Segundo a Constituição Federal de 1988, sabe-se que todos são iguais perante a lei. Partindo desta premissa:
- A)é inviolável o sigilo de correspondência e das comunicações, salvo por ordem administrativa.
Errada, porque o sigilo de correspondência e comunicações não é afastado por ordem administrativa, mas apenas nas hipóteses constitucionais e legais cabíveis, com reserva de jurisdição nos casos admitidos.
- B)todos podem reunir-se pacificamente em locais abertos ao público, precisando para tanto de autorização do Estado.
Errada, porque a reunião em local aberto ao público independe de autorização, exigindo apenas prévio aviso à autoridade competente e sem frustrar outra reunião anteriormente convocada para o mesmo local.
- C)é livre a manifestação de pensamento, sendo vedado o anonimato.
Certa, porque o art. 5º, IV, da CF/88 estabelece que é livre a manifestação do pensamento, sendo vedado o anonimato.
- D)o Estado prestará assistência jurídica integral e gratuita a todos os cidadãos.

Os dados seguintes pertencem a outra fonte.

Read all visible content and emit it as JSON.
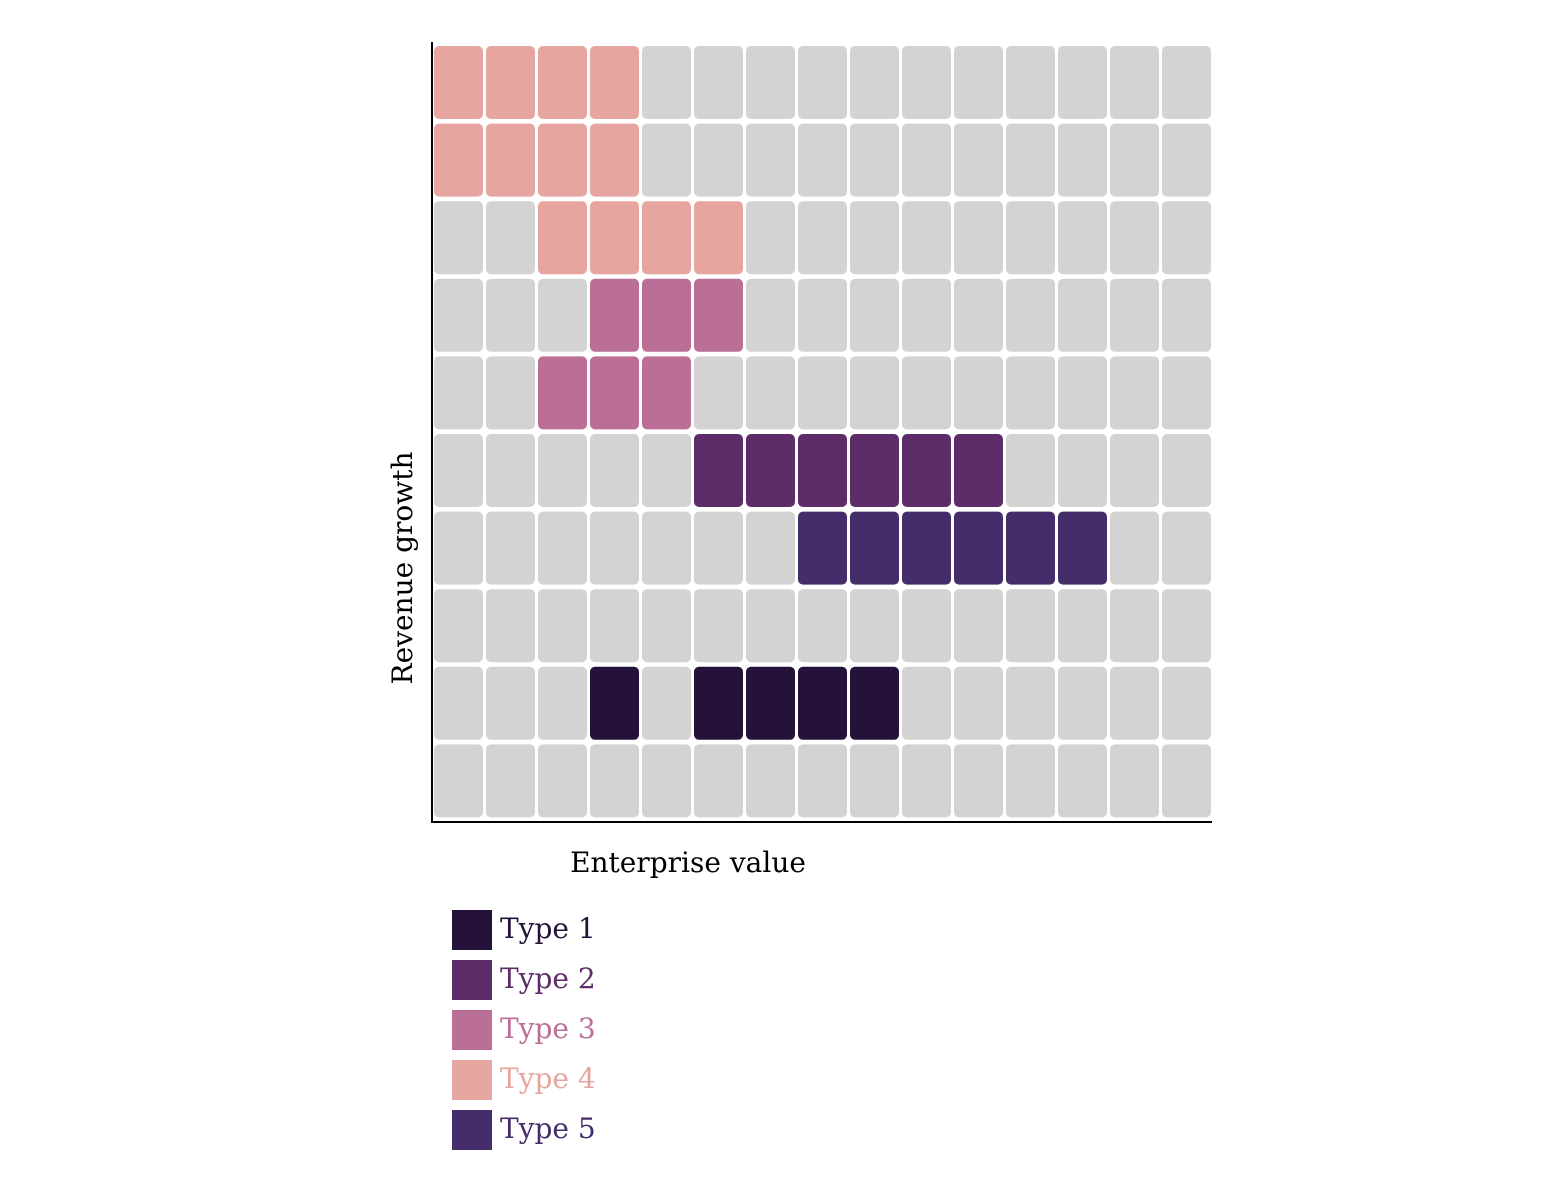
{
  "chart_data": {
    "type": "heatmap",
    "subtype": "waffle",
    "xlabel": "Enterprise value",
    "ylabel": "Revenue growth",
    "columns": 15,
    "rows": 10,
    "empty_color": "#d3d3d3",
    "series": [
      {
        "name": "Type 1",
        "color": "#24123a",
        "cells": [
          [
            8,
            3
          ],
          [
            8,
            5
          ],
          [
            8,
            6
          ],
          [
            8,
            7
          ],
          [
            8,
            8
          ]
        ]
      },
      {
        "name": "Type 2",
        "color": "#5e2c68",
        "cells": [
          [
            5,
            5
          ],
          [
            5,
            6
          ],
          [
            5,
            7
          ],
          [
            5,
            8
          ],
          [
            5,
            9
          ],
          [
            5,
            10
          ]
        ]
      },
      {
        "name": "Type 3",
        "color": "#bb6f97",
        "cells": [
          [
            3,
            3
          ],
          [
            3,
            4
          ],
          [
            3,
            5
          ],
          [
            4,
            2
          ],
          [
            4,
            3
          ],
          [
            4,
            4
          ]
        ]
      },
      {
        "name": "Type 4",
        "color": "#e6a59e",
        "cells": [
          [
            0,
            0
          ],
          [
            0,
            1
          ],
          [
            0,
            2
          ],
          [
            0,
            3
          ],
          [
            1,
            0
          ],
          [
            1,
            1
          ],
          [
            1,
            2
          ],
          [
            1,
            3
          ],
          [
            2,
            2
          ],
          [
            2,
            3
          ],
          [
            2,
            4
          ],
          [
            2,
            5
          ]
        ]
      },
      {
        "name": "Type 5",
        "color": "#452d6b",
        "cells": [
          [
            6,
            7
          ],
          [
            6,
            8
          ],
          [
            6,
            9
          ],
          [
            6,
            10
          ],
          [
            6,
            11
          ],
          [
            6,
            12
          ]
        ]
      }
    ],
    "legend": {
      "items": [
        {
          "label": "Type 1",
          "color": "#24123a"
        },
        {
          "label": "Type 2",
          "color": "#5e2c68"
        },
        {
          "label": "Type 3",
          "color": "#bb6f97"
        },
        {
          "label": "Type 4",
          "color": "#e6a59e"
        },
        {
          "label": "Type 5",
          "color": "#452d6b"
        }
      ],
      "placement": "bottom-left"
    }
  }
}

Errada, porque a assistência jurídica integral e gratuita não é para todos indistintamente, mas para quem comprovar insuficiência de recursos, conforme o art. 5º, LXXIV.
- E)é reconhecida a instituição do júri em julgamento de crimes culposos contra a vida.

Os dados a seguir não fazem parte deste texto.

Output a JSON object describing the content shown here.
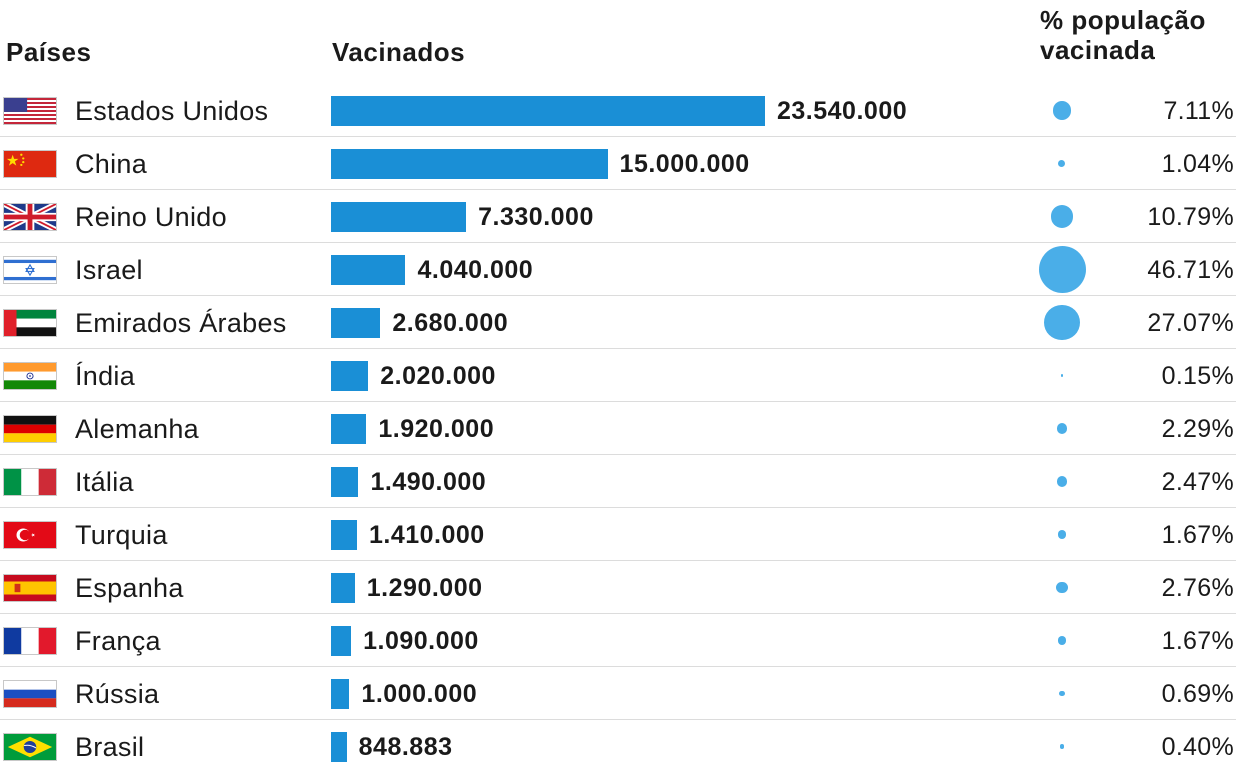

Errada, porque o Tribunal do Júri é reconhecido para o julgamento dos crimes dolosos contra a vida, e não dos culposos.
Gabarito: C
A Constituição Federal, no art. 5º, organiza os chamados direitos e garantias fundamentais, que servem como proteção básica da pessoa contra abusos e excessos do poder público. Dentro desse pacote, há várias liberdades clássicas: expressar ideias, reunir-se, manter comunicações protegidas e ter acesso à Justiça quando faltar dinheiro. Aqui a banca começou com a ideia geral de igualdade perante a lei, mas depois cobrou um direito específico. O ponto central é que a liberdade de manifestação do pensamento é livre, porém a Constituição já deixa um freio importante: é vedado o anonimato. Isso está no art. 5º, IV, da CF/88. A lógica é simples: você pode falar, criticar e se posicionar, mas sem esconder sua identidade para fugir de responsabilidade. Isso existe porque liberdade não é sinônimo de carta branca. Se alguém ofende, difama ou pratica abuso, precisa responder por isso. Por isso, a vedação ao anonimato equilibra liberdade de expressão com responsabilização posterior, algo muito cobrado em prova. As demais alternativas tentam misturar outros direitos fundamentais, mas tropeçam em detalhes clássicos da Constituição. Em concurso, esses detalhes fazem toda a diferença: uma palavrinha errada costuma derrubar a questão inteira.